The “middle rounds” are the heart of the mediation. Each party’s second move is often its most important in signaling its intentions. The next few moves also send key strategic signals, either firmness or conciliation. There is extensive information exchange through the mediator. It is important to have a negotiation plan regarding the end goal and the sizes of the concessions, making the moves more strategic and not emotionally driven.

As the parties move closer, they often will make smaller reciprocal moves to try to reach a fair mid-point. They may offer to split the difference, suggest conditional bracketed moves, or suggest conditional reciprocal moves to the midpoint.

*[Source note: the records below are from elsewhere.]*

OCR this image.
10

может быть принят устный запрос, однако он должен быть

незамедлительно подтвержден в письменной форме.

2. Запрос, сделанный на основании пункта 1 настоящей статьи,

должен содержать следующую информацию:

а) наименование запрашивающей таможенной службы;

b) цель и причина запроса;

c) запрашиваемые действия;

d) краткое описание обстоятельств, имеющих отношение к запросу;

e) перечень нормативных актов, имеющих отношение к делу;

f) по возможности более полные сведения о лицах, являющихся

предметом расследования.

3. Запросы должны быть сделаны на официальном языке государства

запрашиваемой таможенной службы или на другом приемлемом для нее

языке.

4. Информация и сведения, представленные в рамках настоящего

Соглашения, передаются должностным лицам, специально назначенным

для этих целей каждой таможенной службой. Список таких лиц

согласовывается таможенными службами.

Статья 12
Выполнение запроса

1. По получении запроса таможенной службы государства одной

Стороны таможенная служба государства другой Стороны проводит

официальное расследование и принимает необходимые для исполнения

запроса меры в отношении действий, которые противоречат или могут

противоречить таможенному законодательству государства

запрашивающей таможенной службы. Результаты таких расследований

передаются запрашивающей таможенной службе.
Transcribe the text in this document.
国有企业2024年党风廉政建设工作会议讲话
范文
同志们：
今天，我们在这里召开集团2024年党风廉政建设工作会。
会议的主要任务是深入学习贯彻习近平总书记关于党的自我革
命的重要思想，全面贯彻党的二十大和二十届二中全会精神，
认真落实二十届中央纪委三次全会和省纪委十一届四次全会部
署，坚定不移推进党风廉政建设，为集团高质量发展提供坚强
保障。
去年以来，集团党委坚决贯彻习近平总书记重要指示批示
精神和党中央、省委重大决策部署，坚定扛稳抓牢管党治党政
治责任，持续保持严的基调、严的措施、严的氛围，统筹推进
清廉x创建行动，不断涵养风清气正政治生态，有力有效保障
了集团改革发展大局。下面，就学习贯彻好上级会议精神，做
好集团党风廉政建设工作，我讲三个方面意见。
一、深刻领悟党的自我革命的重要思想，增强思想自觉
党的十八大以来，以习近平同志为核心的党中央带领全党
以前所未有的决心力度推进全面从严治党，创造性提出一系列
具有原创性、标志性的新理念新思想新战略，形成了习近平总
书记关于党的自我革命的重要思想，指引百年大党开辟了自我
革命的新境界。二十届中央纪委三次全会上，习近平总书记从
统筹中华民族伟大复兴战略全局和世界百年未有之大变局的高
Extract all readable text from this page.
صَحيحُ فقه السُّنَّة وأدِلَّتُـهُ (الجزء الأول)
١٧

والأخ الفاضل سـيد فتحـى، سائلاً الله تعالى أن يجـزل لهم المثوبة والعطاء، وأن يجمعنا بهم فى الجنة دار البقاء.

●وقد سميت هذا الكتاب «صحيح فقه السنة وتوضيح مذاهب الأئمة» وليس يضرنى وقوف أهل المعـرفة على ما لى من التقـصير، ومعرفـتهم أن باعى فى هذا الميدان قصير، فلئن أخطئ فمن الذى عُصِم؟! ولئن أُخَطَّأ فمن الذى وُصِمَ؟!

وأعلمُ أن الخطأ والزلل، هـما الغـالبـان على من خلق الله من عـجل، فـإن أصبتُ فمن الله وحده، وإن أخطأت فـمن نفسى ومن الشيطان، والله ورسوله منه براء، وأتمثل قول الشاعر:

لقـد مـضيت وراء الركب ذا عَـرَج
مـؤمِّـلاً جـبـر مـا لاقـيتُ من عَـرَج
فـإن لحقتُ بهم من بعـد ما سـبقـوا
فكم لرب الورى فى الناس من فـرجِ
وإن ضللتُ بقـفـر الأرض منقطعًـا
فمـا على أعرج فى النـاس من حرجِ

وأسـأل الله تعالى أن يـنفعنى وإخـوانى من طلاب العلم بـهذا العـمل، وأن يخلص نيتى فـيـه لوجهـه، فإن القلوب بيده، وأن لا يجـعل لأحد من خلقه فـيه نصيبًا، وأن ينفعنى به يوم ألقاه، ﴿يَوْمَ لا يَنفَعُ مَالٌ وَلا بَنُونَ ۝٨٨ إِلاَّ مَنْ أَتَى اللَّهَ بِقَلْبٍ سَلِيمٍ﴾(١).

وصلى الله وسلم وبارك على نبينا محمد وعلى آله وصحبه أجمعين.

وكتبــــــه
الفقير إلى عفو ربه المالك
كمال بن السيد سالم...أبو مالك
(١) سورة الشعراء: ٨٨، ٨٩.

The best way around impasse is to avoid it in the first place by positive attitude, strategic thinking and moves, making conciliatory moves at the right moment, and avoiding emotional responses to moves by the opposition. As impasse approaches or arrives, it should cause each party to seek the mediator’s insights to help re-evaluate the strengths and weaknesses of its position. The parties may then decide to make additional moves, suggest conditional bracketed moves, or request a mediator’s proposal. If the mediator’s proposal is not accepted, the parties may use it as a basis for further proposals.

If the parties are at “walk away” numbers but there is still a gap between their positions, they may bridge the gap by recalibrating, moving their “walk away” numbers, or “enlarging the pie” by exploring additional interests and issues to create value to bridge the gap. A party’s last, best and final proposal is often accepted if the other party concludes that it is the best achievable result at that point in time.

  1. Plan ahead for your settlement agreement: monetary payments.

Any settlement should be memorialized in a written memorandum of understanding or bullet point agreement, stating that it is enforceable and admissible in court, signed by the parties before they leave the mediation. Final documentation can follow. Given the complexity of the likely settlement terms in a technology case, the parties should pre-prepare term sheets reflecting the key points to be agreed upon.

Potential patent settlement terms to be considered: payment amounts and the terms; tax issues; release or covenant not to sue; no-challenge clauses; admissions of validity, infringement or enforceability; most favored nations clauses vis-a-vis other settlements; dispute resolution mechanisms; and confidentiality and marking of patented products. Trade secret payment terms can include lost profits, disgorgement of profits or a reasonable royalty.

  1. Plan ahead for potential licensing terms, business relationships and equitable remedies. 

If a patent license is contemplated, determine which patents will be involved, including patent families, continuation patents, continuations in part, pending applications and foreign patents. Identify the licensed products by description and product number. Define the royalty base and how the royalty will be computed, and whether cross royalties will be involved. Look at definitions used in other licenses. Royalty payment terms may be lump-sum or installments, running royalties and percentages, or include caps or minimum payments.

If an patent injunction is likely, that may lead to business negotiations concerning whether defendant must agree to exit certain products or sales channels or focus on different product lines or different geographical areas, depending on the scope of the patent. Any future business relationship among competitors or vertical arrangement should be carefully reviewed by antitrust counsel.

Trade secret equitable remedies may include agreements or orders to return or destroy certain materials, to limit use of information or technology for specified time periods or fields of use, or to limit certain employees from working in a competitive line of business for a period of time. Business terms may include licenses, cross licenses, royalties, shared royalties, buy-sell agreements, mergers, or if not direct competitors, agreements that would allow each to focus on its core business.

Conclusion

Following the best practices described in this article to carefully plan and make strategic moves throughout the early, middle and late phases of the mediation process can help lead to successful results and durable settlement agreements.